Cahaly’s polls in 2016 also showed Donald Trump winning Pennsylvania – again, he was nearly alone in projecting Trump’s narrow victory there – and thus taking the White House. Cahaly’s success continued in 2018, most conspicuously in Florida. He was one of the few pollsters whose data showed Ron DeSantis beating Andrew Gillum in the Florida gubernatorial race and Rick Scott besting incumbent Democrat Bill Nelson in the Senate race. Cahaly’s firm, the Trafalgar Group, has emerged from the last two political cycles as one of the most accurate polling operations in America. 

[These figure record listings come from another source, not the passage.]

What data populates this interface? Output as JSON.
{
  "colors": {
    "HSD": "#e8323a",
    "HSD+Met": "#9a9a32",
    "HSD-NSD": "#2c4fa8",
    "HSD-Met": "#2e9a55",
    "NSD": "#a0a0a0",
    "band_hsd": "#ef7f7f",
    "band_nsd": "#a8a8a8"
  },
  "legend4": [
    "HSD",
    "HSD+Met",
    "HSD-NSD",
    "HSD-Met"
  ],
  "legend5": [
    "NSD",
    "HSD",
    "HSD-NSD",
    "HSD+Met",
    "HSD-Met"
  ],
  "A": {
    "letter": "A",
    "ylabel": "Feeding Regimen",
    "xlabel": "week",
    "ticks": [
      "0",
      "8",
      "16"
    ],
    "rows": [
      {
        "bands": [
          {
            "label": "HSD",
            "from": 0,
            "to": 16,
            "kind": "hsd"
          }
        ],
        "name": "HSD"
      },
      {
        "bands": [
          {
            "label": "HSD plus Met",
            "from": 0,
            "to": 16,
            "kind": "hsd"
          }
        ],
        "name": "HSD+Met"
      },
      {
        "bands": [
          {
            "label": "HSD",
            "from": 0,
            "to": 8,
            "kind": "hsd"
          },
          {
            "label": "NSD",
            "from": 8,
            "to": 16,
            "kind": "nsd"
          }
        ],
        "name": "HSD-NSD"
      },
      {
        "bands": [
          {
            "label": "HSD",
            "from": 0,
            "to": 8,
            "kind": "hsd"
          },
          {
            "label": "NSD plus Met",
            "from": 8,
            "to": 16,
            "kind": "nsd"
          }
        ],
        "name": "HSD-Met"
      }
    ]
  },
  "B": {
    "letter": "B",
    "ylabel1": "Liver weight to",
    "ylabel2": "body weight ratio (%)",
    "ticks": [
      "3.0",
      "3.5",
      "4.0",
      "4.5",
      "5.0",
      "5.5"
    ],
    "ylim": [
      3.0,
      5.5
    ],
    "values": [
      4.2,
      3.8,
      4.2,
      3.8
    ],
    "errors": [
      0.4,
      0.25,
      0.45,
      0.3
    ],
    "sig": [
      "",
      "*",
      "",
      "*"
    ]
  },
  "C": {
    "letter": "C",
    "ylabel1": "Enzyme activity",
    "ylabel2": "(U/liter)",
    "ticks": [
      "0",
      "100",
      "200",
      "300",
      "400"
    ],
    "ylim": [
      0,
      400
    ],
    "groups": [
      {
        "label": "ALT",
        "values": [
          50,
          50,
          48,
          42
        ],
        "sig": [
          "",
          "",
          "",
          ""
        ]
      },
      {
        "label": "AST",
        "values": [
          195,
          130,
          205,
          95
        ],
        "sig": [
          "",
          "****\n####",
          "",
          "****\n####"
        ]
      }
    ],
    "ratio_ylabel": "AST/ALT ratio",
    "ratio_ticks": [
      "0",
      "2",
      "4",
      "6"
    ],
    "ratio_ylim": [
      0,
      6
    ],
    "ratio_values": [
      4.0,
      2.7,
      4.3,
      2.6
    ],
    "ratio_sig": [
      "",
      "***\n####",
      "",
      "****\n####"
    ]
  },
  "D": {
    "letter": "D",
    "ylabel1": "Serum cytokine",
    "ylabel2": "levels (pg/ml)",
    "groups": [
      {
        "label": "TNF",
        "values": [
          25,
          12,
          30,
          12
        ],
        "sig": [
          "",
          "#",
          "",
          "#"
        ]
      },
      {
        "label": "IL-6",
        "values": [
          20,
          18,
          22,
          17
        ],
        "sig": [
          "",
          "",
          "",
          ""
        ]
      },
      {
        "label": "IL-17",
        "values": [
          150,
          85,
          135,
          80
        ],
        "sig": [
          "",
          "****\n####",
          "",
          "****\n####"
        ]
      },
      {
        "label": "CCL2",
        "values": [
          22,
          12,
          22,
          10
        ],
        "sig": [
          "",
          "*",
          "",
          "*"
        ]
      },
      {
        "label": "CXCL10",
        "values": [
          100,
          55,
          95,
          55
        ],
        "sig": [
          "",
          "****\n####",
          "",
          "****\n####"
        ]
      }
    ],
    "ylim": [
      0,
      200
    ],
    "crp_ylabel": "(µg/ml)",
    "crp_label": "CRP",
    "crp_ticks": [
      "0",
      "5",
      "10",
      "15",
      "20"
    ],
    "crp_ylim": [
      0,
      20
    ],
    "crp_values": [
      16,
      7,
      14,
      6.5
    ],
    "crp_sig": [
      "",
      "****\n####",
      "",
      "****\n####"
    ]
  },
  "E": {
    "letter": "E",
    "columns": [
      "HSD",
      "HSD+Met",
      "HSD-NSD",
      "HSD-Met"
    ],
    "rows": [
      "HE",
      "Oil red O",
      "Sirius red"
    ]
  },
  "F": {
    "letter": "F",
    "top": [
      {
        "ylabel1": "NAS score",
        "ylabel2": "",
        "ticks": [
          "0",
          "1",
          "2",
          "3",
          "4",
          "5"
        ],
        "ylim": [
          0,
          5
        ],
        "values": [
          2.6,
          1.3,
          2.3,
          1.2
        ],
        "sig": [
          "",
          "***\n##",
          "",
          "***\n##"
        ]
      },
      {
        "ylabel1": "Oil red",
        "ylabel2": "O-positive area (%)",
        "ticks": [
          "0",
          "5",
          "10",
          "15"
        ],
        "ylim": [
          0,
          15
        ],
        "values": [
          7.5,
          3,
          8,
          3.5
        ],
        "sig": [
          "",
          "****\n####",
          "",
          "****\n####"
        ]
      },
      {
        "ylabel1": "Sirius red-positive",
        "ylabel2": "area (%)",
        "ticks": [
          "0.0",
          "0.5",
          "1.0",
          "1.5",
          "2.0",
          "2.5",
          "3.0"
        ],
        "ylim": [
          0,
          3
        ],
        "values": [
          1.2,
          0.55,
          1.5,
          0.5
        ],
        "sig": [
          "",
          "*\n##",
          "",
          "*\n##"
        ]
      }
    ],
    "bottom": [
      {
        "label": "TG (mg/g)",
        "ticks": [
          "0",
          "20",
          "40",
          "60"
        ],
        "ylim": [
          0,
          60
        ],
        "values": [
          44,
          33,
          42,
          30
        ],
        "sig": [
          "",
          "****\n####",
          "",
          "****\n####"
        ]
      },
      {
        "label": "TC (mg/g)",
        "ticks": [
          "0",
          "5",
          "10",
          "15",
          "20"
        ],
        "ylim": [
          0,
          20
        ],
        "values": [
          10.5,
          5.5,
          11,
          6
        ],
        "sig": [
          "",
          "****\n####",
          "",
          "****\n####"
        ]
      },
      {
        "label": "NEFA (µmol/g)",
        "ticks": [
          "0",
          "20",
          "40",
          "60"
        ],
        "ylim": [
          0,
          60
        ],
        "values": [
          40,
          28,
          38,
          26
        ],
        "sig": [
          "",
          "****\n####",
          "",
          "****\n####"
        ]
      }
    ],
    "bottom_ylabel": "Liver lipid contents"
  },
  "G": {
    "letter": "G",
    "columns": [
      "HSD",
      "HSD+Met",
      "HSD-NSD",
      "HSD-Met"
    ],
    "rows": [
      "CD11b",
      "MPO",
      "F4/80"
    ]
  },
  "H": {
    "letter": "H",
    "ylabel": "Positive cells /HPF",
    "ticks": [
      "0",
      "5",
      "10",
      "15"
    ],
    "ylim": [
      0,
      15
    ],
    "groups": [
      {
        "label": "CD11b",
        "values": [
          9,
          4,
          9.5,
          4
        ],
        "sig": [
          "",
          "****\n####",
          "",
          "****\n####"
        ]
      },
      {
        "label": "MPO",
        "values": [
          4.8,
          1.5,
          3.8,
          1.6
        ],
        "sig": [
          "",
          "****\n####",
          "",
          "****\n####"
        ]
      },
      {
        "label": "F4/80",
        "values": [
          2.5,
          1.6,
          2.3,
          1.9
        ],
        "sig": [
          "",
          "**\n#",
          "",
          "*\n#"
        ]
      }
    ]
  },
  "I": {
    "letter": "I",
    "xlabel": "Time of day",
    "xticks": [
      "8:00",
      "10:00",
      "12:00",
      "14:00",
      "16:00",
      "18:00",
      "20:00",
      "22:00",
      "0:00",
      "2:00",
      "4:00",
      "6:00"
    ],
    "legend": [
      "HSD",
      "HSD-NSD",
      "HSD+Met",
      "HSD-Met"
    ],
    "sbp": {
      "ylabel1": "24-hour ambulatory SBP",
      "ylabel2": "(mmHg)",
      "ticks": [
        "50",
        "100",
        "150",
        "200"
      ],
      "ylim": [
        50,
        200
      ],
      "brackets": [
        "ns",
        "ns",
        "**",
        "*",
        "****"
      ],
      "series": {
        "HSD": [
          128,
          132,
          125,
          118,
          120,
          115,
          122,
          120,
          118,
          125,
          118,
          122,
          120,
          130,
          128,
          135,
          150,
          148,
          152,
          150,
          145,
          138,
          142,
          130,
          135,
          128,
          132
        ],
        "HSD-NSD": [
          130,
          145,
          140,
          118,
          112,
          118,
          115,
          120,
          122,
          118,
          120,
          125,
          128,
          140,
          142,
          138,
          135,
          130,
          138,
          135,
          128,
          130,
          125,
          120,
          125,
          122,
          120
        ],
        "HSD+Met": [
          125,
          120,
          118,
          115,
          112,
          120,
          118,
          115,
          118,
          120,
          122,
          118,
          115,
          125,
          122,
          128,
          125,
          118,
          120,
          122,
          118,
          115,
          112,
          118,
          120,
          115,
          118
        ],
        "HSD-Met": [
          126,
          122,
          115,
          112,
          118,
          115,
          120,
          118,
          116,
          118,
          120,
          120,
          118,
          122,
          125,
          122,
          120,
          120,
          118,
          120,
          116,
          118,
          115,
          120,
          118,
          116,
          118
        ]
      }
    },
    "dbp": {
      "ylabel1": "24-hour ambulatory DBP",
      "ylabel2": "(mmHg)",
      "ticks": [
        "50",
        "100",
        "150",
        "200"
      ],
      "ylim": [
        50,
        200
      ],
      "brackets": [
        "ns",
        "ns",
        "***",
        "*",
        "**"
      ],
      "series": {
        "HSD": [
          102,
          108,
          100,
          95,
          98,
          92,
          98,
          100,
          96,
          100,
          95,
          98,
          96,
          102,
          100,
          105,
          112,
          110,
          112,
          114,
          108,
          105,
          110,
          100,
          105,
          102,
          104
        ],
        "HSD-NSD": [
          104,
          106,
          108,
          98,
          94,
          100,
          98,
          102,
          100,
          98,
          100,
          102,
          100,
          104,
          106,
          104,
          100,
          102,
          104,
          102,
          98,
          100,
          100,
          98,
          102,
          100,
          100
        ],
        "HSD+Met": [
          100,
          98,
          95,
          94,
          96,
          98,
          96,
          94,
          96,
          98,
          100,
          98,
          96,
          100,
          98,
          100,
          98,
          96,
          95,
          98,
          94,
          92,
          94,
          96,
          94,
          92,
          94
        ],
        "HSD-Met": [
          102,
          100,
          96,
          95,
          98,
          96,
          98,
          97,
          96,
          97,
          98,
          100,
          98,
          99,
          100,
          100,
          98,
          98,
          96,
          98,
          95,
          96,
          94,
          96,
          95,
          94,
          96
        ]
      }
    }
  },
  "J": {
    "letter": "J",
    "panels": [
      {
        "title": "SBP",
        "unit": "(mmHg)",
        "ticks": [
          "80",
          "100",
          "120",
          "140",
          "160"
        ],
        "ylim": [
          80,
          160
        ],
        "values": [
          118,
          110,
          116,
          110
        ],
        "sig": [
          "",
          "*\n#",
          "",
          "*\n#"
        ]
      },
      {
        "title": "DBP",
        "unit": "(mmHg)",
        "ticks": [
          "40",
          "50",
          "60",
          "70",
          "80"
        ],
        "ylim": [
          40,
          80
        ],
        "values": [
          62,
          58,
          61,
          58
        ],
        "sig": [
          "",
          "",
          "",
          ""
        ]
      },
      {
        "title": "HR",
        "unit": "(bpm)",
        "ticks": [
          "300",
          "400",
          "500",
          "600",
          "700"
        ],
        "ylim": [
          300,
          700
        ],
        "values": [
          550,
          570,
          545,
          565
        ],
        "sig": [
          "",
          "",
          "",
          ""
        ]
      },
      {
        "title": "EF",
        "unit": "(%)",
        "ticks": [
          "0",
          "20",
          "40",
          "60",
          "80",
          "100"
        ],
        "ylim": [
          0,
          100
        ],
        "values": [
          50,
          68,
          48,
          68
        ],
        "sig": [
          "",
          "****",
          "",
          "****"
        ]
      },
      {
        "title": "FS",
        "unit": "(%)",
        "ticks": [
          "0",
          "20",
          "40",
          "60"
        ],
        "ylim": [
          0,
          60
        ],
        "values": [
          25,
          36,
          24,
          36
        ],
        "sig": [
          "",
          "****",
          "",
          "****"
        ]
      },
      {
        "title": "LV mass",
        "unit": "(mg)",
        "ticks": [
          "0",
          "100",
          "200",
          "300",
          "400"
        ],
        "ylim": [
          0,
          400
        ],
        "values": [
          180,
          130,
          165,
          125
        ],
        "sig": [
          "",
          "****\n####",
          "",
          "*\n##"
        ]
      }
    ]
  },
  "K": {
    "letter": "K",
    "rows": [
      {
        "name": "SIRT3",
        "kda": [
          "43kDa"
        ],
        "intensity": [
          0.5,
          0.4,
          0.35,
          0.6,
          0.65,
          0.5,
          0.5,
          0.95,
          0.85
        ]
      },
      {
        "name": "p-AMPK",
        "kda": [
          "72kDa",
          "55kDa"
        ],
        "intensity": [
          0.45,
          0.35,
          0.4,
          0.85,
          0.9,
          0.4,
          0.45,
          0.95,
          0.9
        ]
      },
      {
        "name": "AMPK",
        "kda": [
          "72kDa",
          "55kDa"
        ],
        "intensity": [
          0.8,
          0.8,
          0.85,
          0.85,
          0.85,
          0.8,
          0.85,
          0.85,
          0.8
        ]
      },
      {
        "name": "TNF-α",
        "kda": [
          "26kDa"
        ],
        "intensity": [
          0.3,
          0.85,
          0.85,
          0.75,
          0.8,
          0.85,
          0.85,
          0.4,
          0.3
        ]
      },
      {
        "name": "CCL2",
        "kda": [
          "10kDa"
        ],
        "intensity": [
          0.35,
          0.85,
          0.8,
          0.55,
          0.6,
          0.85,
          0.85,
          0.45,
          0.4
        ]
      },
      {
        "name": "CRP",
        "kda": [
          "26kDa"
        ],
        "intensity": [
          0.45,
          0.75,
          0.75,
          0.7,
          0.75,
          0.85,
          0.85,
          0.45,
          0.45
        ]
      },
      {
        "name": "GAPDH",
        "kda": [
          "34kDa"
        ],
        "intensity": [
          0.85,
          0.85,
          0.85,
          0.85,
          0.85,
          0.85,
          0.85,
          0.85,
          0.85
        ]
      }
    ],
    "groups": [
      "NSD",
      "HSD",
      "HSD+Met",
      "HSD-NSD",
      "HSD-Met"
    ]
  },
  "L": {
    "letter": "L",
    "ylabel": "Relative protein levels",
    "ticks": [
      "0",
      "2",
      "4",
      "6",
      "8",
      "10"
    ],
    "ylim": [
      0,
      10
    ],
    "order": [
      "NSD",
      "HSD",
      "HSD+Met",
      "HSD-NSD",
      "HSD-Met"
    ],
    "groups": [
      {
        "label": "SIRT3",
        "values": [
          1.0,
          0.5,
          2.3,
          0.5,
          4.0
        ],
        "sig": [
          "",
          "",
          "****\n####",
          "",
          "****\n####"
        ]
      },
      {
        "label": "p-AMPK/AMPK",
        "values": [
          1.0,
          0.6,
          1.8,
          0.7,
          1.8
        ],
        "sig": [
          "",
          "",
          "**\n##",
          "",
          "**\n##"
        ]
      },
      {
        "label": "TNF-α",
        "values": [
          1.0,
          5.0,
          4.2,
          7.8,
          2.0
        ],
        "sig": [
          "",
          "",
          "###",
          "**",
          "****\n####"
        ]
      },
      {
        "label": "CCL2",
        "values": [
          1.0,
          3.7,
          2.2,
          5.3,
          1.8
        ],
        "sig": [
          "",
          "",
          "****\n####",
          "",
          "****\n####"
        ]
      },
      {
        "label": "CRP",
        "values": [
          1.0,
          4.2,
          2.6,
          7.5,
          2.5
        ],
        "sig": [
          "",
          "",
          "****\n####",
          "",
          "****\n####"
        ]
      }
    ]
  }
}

So it’s notable that Cahaly has just released his first poll of the 2020 cycle, a survey of likely voters in Michigan showing Trump trailing Joe Biden by a single point, 46%-45%.  

Last week Michigan-based pollster EPIC-MRA garnered national attention for its survey showing Biden leading by a whopping 16 points, while another survey by the firm TIPP (which has never polled the state before) showed Biden with a 13-point lead. Finally, a poll by the Democratic firm Change Research, published in conjunction with CNBC, showed Biden with just a two-point lead, 47%-45%.

Cahaly’s survey, using the same methodology he employed four years ago but with an enhanced system for targeting likely voters, shows the race in Michigan as extremely competitive. The pollster also continues to see signs of “shy” or “reluctant” Trump voters in the electorate. Known as “social desirability bias,” it refers to the effect of respondents not telling the truth about whom they will vote for because they think their choice will be viewed unfavorably by others, including those conducting the survey. In a phone interview today, Cahaly said the social desirability bias he is seeing is “worse than it was four years ago.” 

Cahaly also pointed out, social desirability notwithstanding, African American support for Trump in the survey registered 11.8%, which would represent a significant increase over four years ago. According to the 2016 exit polls, Trump won just 6% of African American voters in Michigan.

The Trafalgar Group survey was conducted June 16-18 with a sample of 1,100 likely voters and a margin of error of plus or minus 2.95 percentage points.